Artist or Designer: Why Not Both?

Over time, Barnett found herself feeling, well, bored. That’s the experience of a creative, she says, having the desire to experience different mediums.

“In the middle part of my life, I think more about legacy and what mark I want to leave,” Barnett says. “Some may think I’m still so young, but legacy is about starting young. What story do you want to tell? What mark do you want to leave on the world? I don’t want my life to only be about rug design. I love it, but I know there’s so much more in me.”

YouTube offered her a plethora of videos on different mediums, and she felt most drawn to ceramics, something she had never tried before. She also revisited the stories of well-known African American female sculptors that had inspired her rug work.

She took a few classes, then thought there must be a place for someone like her, someone in transition. Enter: Greenwich House Pottery, where Barnett was accepted as a resident artist. For four months in late 2018, she had a space to herself to work with her hands again.

By the end, Barnett had created 25 hand-built vessels inspired by mud house designs in such places as Ghana, Burkina Faso and Nigeria. Barnett now includes fine art, as well as commercial design, in the repertoire of Malene B.

The experience helped Barnett realize how much creativity can be lost when working as a commercial designer, thoughts filled with numbers and budgets. “What’s key is we always have to have that creative outlet” as well as the technical side, she says. “There’s this fear that [interior designers] can’t go back [to exploring other mediums]. There’s a perception of how their business is going to look.”

Who says there had to be a separation between fine art and functional design? “I’m seeing more designers tapping back into their art and vice versa,” Barnett says.

As for her, Barnett says her mother told her she was always playing in the mud as a kid. “I’ve come full circle,” she says with a laugh.

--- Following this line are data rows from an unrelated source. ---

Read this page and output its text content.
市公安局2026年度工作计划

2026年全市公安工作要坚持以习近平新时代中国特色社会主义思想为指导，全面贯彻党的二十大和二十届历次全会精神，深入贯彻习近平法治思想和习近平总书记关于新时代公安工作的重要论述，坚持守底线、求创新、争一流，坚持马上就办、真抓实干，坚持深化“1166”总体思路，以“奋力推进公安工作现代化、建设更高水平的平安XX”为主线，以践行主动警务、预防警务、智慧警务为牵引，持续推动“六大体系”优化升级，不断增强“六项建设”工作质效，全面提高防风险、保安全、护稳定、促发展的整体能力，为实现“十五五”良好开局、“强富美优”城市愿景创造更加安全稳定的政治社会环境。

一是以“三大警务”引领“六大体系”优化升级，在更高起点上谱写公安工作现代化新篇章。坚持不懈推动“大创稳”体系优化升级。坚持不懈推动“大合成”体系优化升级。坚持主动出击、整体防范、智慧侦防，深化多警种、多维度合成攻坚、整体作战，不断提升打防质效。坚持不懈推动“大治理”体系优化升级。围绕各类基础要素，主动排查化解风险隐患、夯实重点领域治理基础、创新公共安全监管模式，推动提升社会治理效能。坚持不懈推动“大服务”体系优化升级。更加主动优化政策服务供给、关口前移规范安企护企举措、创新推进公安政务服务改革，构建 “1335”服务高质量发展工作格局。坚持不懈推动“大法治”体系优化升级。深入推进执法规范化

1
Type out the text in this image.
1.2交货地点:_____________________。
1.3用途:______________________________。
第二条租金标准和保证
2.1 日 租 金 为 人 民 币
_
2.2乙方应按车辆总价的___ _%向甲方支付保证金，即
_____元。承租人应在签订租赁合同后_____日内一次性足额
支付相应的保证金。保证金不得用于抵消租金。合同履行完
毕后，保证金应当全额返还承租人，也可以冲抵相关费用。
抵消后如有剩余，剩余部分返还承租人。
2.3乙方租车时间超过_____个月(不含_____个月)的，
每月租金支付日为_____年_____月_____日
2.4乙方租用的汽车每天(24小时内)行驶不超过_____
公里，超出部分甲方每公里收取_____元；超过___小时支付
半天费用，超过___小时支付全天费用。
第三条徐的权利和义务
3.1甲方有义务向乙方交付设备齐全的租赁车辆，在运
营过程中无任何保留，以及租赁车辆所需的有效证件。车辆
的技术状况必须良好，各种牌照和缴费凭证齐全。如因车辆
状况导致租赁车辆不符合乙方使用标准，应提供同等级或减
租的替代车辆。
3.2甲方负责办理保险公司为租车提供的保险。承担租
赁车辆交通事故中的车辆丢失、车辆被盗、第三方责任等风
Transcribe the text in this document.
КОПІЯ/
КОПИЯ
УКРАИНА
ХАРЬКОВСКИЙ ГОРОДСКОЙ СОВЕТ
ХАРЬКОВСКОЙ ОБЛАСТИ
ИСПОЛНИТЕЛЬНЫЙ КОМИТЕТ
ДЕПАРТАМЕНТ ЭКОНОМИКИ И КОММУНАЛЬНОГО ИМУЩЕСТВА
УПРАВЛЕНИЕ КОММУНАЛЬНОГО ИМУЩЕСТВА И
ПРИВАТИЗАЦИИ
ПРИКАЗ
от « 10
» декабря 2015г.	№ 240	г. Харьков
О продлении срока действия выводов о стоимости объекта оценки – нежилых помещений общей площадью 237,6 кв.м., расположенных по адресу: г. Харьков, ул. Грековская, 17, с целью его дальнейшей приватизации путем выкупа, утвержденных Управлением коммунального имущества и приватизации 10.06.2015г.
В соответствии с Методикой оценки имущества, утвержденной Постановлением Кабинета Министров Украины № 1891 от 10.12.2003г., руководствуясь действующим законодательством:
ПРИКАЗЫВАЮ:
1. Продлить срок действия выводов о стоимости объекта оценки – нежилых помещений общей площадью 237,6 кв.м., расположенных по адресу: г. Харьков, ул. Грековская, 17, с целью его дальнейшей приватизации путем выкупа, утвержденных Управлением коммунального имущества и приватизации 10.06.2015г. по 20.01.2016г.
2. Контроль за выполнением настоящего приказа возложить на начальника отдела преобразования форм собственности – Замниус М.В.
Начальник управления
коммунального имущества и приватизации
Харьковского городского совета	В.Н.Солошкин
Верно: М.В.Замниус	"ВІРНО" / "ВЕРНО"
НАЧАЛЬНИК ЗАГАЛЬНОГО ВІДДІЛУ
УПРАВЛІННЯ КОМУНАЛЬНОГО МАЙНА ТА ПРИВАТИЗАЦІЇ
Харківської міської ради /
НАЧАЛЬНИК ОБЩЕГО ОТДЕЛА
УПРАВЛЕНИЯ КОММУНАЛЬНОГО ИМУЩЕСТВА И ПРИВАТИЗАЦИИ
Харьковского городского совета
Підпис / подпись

Inspiring the Next Generation

As she looks toward the future, Barnett aims to focus on those who will follow her in the industry.

“Challenges of black artists in this industry are not new,” she says. “I think about my days when I was in design school and looking for role models who looked like me. It was always a challenge.”

In 2018, Barnett called out the New York Design Center’s What’s New, What’s Next event, held every fall and spring, on social media. Not one black designer was moderating or speaking that year. Barnett thought, how many times are they going to send this message?

She’d connected with many black artists and designers in New York, as well as globally during her travels. She reached out to colleagues and friends and put together the Black Artists + Designers Guild.

“We need to put this out there to show that there’s no excuses on how we’re not visible or we’re not there,” Barnett explains.

What’s Next

Combining clay and carpet is something Barnett is thinking about next, from treating wall surfaces with clay to create texture, to incorporating carpets on the wall. She hopes to do a solo show with both her clay and carpet work.

“I want to blur the line between art and design and create more installation opportunities for that,” she says. “I’m looking to create my own language within patterns. That’s what we do when it comes to black culture. Patterns have meaning and symbolism, so I’m looking at figuring out how to create that and representing the black experience today in America.”

Barnett doesn’t have to be limited to just one label, after all. She’s a designer, an artist, a sculptor, a maker, a creator. The list can go on.